The upshot was not only a collapse in public support, especially among middle classes, for the left-leaning Workers’ Party but also generalised mistrust towards conventional democratic politics.
The attendant climate of ‘grievance politics’ provided a perfect opening for millenarian candidates such as Bolsonaro. Just like Duterte in the Philippines, the Brazilian leader captured public imagination by promising a complete overhaul of the country’s politics, even if this meant a return to the dark days of authoritarian rule.
Specter of neo-fascism
Rhetorically, Brazil’s incoming president is almost an exact replica of the Filipino populist.
Both men have advocated “shoot-to-kill” orders against suspected criminals, indulged in outright misogynistic statements, glorified their countries’ past dictators throughout the 1970s and early-1980s, and portrayed their political rivals as enemies of the state.
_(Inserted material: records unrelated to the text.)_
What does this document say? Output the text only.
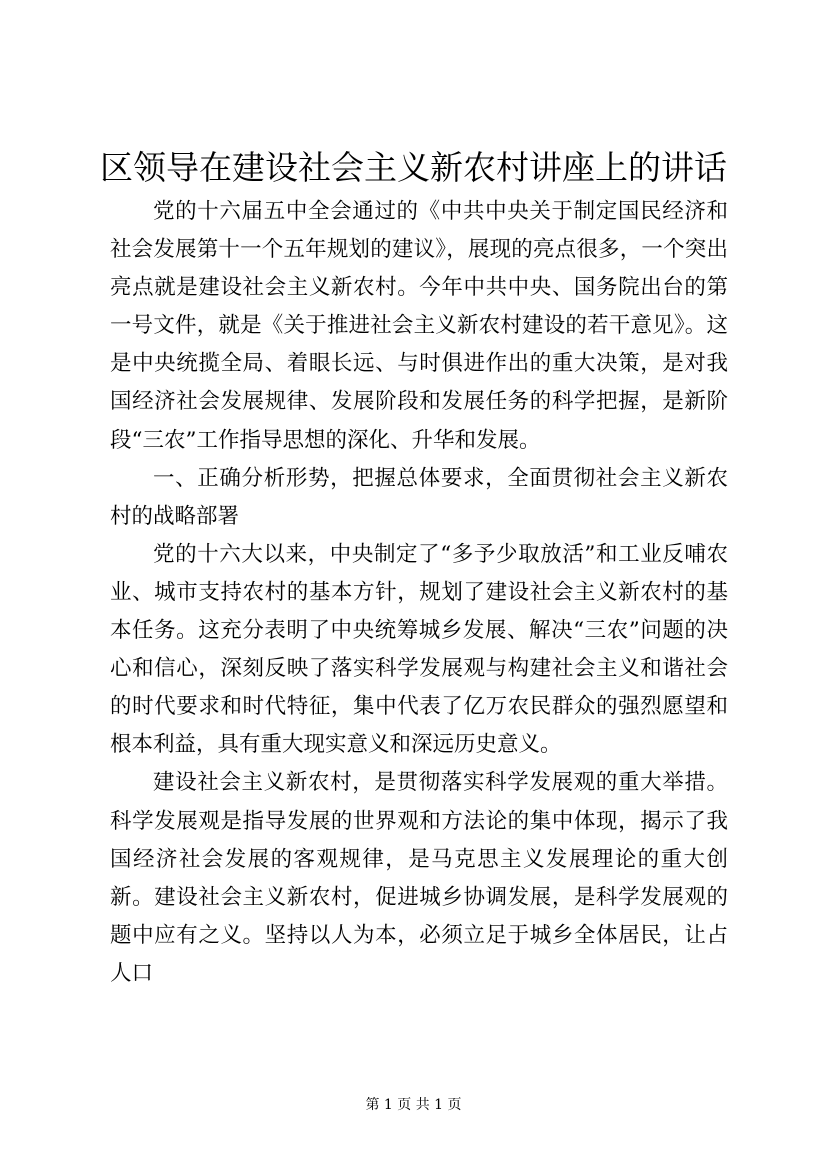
区领导在建设社会主义新农村讲座上的讲话

党的十六届五中全会通过的《中共中央关于制定国民经济和社会发展第十一个五年规划的建议》，展现的亮点很多，一个突出亮点就是建设社会主义新农村。今年中共中央、国务院出台的第一号文件，就是《关于推进社会主义新农村建设的若干意见》。这是中央统揽全局、着眼长远、与时俱进作出的重大决策，是对我国经济社会发展规律、发展阶段和发展任务的科学把握，是新阶段“三农”工作指导思想的深化、升华和发展。

一、正确分析形势，把握总体要求，全面贯彻社会主义新农村的战略部署

党的十六大以来，中央制定了“多予少取放活”和工业反哺农业、城市支持农村的基本方针，规划了建设社会主义新农村的基本任务。这充分表明了中央统筹城乡发展、解决“三农”问题的决心和信心，深刻反映了落实科学发展观与构建社会主义和谐社会的时代要求和时代特征，集中代表了亿万农民群众的强烈愿望和根本利益，具有重大现实意义和深远历史意义。

建设社会主义新农村，是贯彻落实科学发展观的重大举措。科学发展观是指导发展的世界观和方法论的集中体现，揭示了我国经济社会发展的客观规律，是马克思主义发展理论的重大创新。建设社会主义新农村，促进城乡协调发展，是科学发展观的题中应有之义。坚持以人为本，必须立足于城乡全体居民，让占人口

第 1 页 共 1 页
Both Brazil and the Philippines are fledgeling democracies with weak institutional checks on executive excesses. This is why Duterte has faced limited resistance to his imperial presidency, which has seen the gradual purging of independents and democratic opposition from state institutions.
Bolsonaro will likely also enjoy a similar level of democratic impunity once in power. Just like his Filipino counterpart, Bolsonaro is expected to fill his cabinet with countless military men, promising to bring about stability under firm “iron-fisted” leadership.
The obvious risk is the politicisation of the armed forces at the expense of democratic control over men in barracks, who previously ruled the country for more than two decades (1964-1985).
Combined with Bolsonaro’s authoritarian tendency and violent anti-crime policies, the militarization of Brazilian politics could spell disaster for the country’s democratic institutions. It will likely lead to greater state reliance on brute force to silence the opposition, dominate public discourse, and solve complex social problems such as drugs and criminality.
For now, markets and the elites have enthusiastically welcomed Bolsonaro’s ascendance as a much-needed corrective to years of corrupt and feckless rule under mainstream politicians. But Brazil, once the beacon of hope in Latin America, has now entered the twilight zone.
The views expressed in this article are the author’s own and do not necessarily reflect Al Jazeera’s editorial stance.